Attendez ! les arrêta Hadrian. Il avait longtemps dirigé une armée et il avait appris, à ses dépens, à protéger ses arrières en tout temps. Wellan se fraya un chemin jusqu’à lui.

— Que captez-vous ? s’enquit-il.

— Soyons prudents, répliqua l’ancien roi en se tournant vers la plaine, qui s’étendait à perte de vue.

Wellan dépêcha Lassa et Cassildey auprès des armées de Jade et de Diamant, pour leur demander de les couvrir tandis qu’ils détruisaient les insectes. Les adolescents coururent à toutes jambes derrière leurs aînés et leurs apprentis. Ils trouvèrent facilement les souverains de ces pays voisins d’Émeraude. Le Roi Lang et le Roi Kraus se tenaient côte à côte. À cheval, sur leur droite, deux personnages laissèrent les Écuyers bouche bée. Il s’agissait de Dylan, accompagné d’une magnifique jeune fille en cuirasse rouge et or, ses cheveux noirs flottant au vent.

— Nous ne savons pas lire dans les pensées, leur rappela Lang.

— Mille pardons, Majesté, s’excusa Lassa.

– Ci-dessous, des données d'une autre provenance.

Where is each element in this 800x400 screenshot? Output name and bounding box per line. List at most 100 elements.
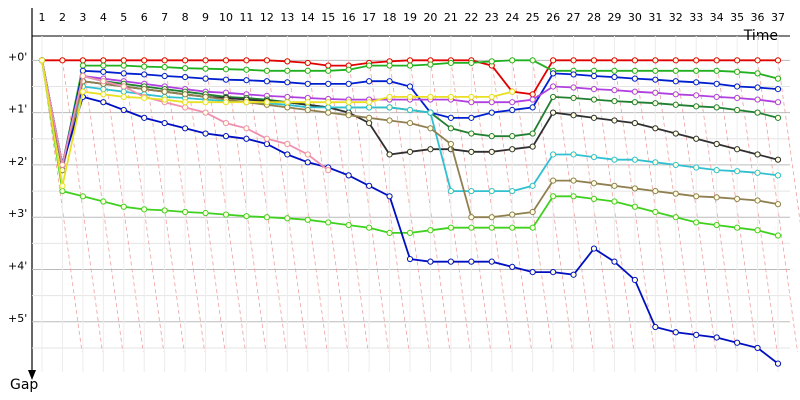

Il leur transmit la demande de Wellan, en faisant attention de ne pas tourner les yeux vers la Princesse de Jade. Cassildey, lui, ne se gêna pas pour l’admirer ouvertement. Les deux monarques dispersèrent leurs soldats sur la plaine. Shenyann suivit son père sans se préoccuper des garçons, mais Dylan se laissa glisser sur le sol.

— Merci d’être là, lui dit Lassa. L’aide d’un Immortel nous sera précieuse.

— Hélas, non, soupira le fils de Wellan. J’ai perdu tous mes pouvoirs.

— De quelle façon ? s’étonna Cassildey.

Un intense crépitement les empêcha d’entendre la réponse de Dylan. Les soldats magiciens lançaient des jets de flammes sur les scarabées incapables de sortir de la crevasse et de creuser des tunnels. Leur destruction nécessita de longues minutes. Quelques Écuyers durent se retirer du bombardement, leurs mains les faisant trop souffrir. Bientôt, les coléoptères ne furent plus qu’un amas de cendres.

— Que s’est-il passé, Dylan ? voulut savoir le porteur de lumière.

— J’ai été attaqué par Akuretari.

Lassa sentit un frisson d’horreur lui parcourir le dos. Cassildey, de son côté, était plutôt stupéfait.

— Je ne sais pas pourquoi j’ai survécu, ajouta Dylan. Peut-être voulait-il seulement me neutraliser.

— Te neutraliser ? répéta Cassildey. Qu’aurait-il à gagner en t’empêchant d’agir ?

— C’est Dinath qu’il traquait. Je ne peux plus la défendre, désormais.

Wellan, qui cherchait ses apprentis, fut bien étonné de les trouver en compagnie de son fils de lumière. Avant même de lui adresser la parole, il l’attira dans ses bras et l’étreignit.

— Tu arrives au bon moment, se réjouit-il.

— Je suis venu à cheval avec l’armée du Roi Lang, l’informa Dylan.

— A cheval ?

— Il a perdu ses facultés, expliqua Cassildey, sans plus de façon.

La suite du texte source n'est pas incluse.